In all, the loop is made up of 43 locally owned businesses that you can explore at your own pace—as many or as few as you’d like, whenever you’d like. The Great Oaks Food Trail gets its name from the white oak savannas that once dotted the broader Willamette Valley; today, several businesses in Polk County (such as Left Coast Estate) are working to restore the tree’s habitat and reintroduce the native species.
Where is the Great Oaks Food Trail?
The Willamette Valley food trail spans Polk County, just west of Salem, in the heart of the Willamette Valley. Communities along the trail include Willamina, Amity, Dallas, Monmouth, and Independence.
Driving between Willamina (the westernmost community along the Great Oaks Food Trail) and West Salem (the easternmost community) takes about 30 minutes; driving from the trail’s northern edge in Amity to its southern border near Monmouth, meanwhile, takes about 25 minutes via Route 99W. (Learn more about exploring Route 99W in the heart of the Willamette Valley.) However you explore, we’d suggest making time for the backroads and byways off the beaten path; you never know where you’ll discover your new favorite food, beer, or wine.
What Can You Do Along the Great Oaks Food Trail?
Befitting its status as the one-time “Hop Center of the World”, it’s no surprise Polk County and the Great Oaks Food Trail are home to a variety of outstanding craft breweries. Gilgamesh Brewing, for instance, hosts two outposts in Polk County—one in Independence, the other in West Salem—and has used locally grown blueberries, hazelnuts, pumpkins, mint, and more in its various beers over the years. Also in West Salem, you’ll find Xicha Brewing—the only Latino-owned brewery in the Pacific Northwest.
Of course, you’ll find plenty of farms throughout Polk County. Make some furry friends at Wings and a Prayer Alpacas, home to roughly 60 animals; pick apples, peaches, berries, and cherries at Perryhill Farm in Dallas; and grab a variety of locally produced goods—including meat, eggs, produce, and honey—at Bare Farms near Willamina.

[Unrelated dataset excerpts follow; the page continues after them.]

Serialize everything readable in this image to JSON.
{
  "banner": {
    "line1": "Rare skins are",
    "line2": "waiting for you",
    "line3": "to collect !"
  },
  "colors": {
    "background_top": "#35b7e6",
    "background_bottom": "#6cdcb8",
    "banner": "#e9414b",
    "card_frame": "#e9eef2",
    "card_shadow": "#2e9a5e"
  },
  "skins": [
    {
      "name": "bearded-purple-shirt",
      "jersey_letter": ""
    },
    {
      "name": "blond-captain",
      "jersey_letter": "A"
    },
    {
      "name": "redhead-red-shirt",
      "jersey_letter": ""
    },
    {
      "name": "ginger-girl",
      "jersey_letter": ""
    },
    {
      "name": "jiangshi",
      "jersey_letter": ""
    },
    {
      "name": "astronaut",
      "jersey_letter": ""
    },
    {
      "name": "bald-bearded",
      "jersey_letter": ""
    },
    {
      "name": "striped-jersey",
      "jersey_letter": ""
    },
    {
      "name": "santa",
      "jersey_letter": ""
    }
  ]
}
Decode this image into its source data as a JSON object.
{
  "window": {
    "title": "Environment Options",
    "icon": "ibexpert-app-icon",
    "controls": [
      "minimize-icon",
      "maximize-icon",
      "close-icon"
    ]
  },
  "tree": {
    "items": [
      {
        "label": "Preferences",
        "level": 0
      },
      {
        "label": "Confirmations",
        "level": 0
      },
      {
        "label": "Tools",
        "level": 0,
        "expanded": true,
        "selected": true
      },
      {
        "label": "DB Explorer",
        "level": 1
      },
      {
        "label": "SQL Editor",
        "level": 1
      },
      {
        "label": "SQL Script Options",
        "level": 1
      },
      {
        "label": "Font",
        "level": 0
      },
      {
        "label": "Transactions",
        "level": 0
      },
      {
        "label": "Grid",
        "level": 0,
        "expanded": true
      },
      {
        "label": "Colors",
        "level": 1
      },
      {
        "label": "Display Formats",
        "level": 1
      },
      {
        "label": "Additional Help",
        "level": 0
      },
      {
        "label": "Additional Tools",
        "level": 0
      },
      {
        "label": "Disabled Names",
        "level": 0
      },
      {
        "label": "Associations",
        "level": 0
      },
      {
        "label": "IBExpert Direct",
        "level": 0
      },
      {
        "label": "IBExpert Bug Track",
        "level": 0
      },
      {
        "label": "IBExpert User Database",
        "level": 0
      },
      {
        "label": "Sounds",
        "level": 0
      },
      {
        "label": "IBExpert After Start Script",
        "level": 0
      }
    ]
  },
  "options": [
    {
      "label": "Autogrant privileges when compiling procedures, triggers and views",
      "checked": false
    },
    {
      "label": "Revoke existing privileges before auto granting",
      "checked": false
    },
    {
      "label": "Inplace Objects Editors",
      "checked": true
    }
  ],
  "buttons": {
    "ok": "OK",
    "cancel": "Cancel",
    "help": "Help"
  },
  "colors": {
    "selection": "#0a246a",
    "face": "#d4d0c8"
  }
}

And if you want to see what local restaurants do with that farm-fresh fare, stop by Territory Restaurant in Independence, Yeasty Beasty in Monmouth, West Valley Taphouse in Dallas, or other eateries that share the flavor of the Willamette Valley through inventive regional dishes. Amity Flats, MaMere’s Guest House, and The Independence Hotel all offer comfortable beds if you decide to stay the night and make your tour a multi-day outing.
Of course, there are dozens more stops along the way, so start planning your trip through the Great Oaks Food Trail today.